- Born: Christopher John David Wray 8 March 1940 Scarborough, North Riding of Yorkshire, England
- Died: 12 September 2014 (aged 74)
- Education: Italia Conti Academy of Theatre Arts
- Occupations: Actor and businessman
- Years active: 1957–2014
- Known for: Christopher Wray Lighting Emporium
- Television: Z-Cars (1962–1964) Doctor Who (1971–1972) Emmerdale (1972–1973)

= Christopher Wray (actor) =

English actor and businessman

Christopher John David Wray (8 March 1940 – 12 September 2014) was an English actor and businessman.

==Early life and education==
He was born in Scarborough, North Yorkshire, North Riding of Yorkshire, and educated at Abingdon School in Abingdon-on-Thames, Oxfordshire, from 1951 to 1957. He was a keen actor at the school appearing in the School Productions, which included playing Bob Acres in The Rivals during 1956.

==Career==
In the late 1950s he trained as an actor at the Italia Conti Academy of Theatre Arts in London and for the next few years found roles in British television productions such as Lowe in the episode "I Dies from Love" in Upstairs, Downstairs, Seaman Lovell and PC Groom in Doctor Who, PC Anderson in Z-Cars and PC Ball in Emmerdale.

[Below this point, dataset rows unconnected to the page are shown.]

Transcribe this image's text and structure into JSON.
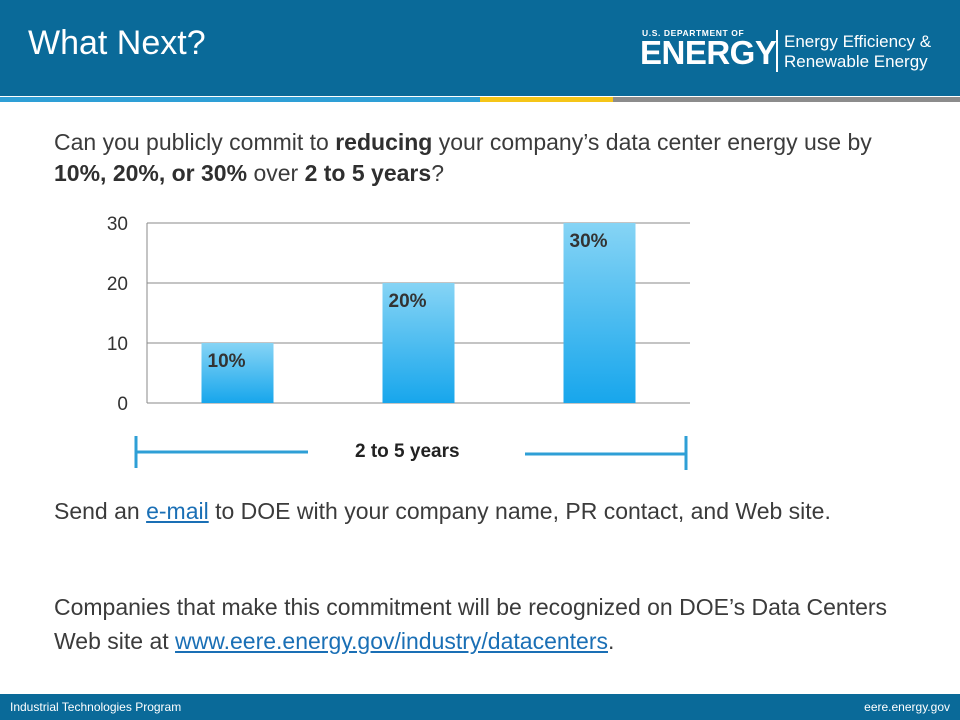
{
  "header": {
    "title": "What Next?",
    "logo": {
      "small_text": "U.S. DEPARTMENT OF",
      "big_text": "ENERGY",
      "program_line1": "Energy Efficiency &",
      "program_line2": "Renewable Energy"
    }
  },
  "question": {
    "t1": "Can you publicly commit to ",
    "b1": "reducing",
    "t2": " your company’s data center energy use by ",
    "b2": "10%, 20%, or 30%",
    "t3": " over ",
    "b3": "2 to 5 years",
    "t4": "?"
  },
  "chart_data": {
    "type": "bar",
    "categories": [
      "",
      "",
      ""
    ],
    "values": [
      10,
      20,
      30
    ],
    "data_labels": [
      "10%",
      "20%",
      "30%"
    ],
    "yticks": [
      "0",
      "10",
      "20",
      "30"
    ],
    "ylim": [
      0,
      30
    ],
    "grid": true,
    "title": "",
    "xlabel": "",
    "ylabel": ""
  },
  "range": {
    "label": "2 to 5 years"
  },
  "send": {
    "t1": "Send an ",
    "link": "e-mail",
    "t2": " to DOE with your company name, PR contact, and Web site."
  },
  "companies": {
    "t1": "Companies that make this commitment will be recognized on DOE’s Data Centers Web site at ",
    "link": "www.eere.energy.gov/industry/datacenters",
    "t2": "."
  },
  "footer": {
    "left": "Industrial Technologies Program",
    "right": "eere.energy.gov"
  },
  "colors": {
    "header_bg": "#0a6a99",
    "bar_top": "#86d4f5",
    "bar_bottom": "#17a6ec",
    "range_line": "#2e9fd6",
    "link": "#1a6fb5",
    "stripe_yellow": "#f5c518"
  }
}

During the actors' strike in the early 1960s he started selling old lamps in the Chelsea Antiques Market, and this developed into a lighting business with a shop on the King's Road in London known as the Christopher Wray Lighting Emporium. This became the flagship store of a business with around 20 shops in other towns and cities, including the Christopher Wray Lighting works in Birmingham.

The lighting business became so successful that he gave up on his acting career early in the 1970s following appearances in Emmerdale and The Adventures of Black Beauty in 1973.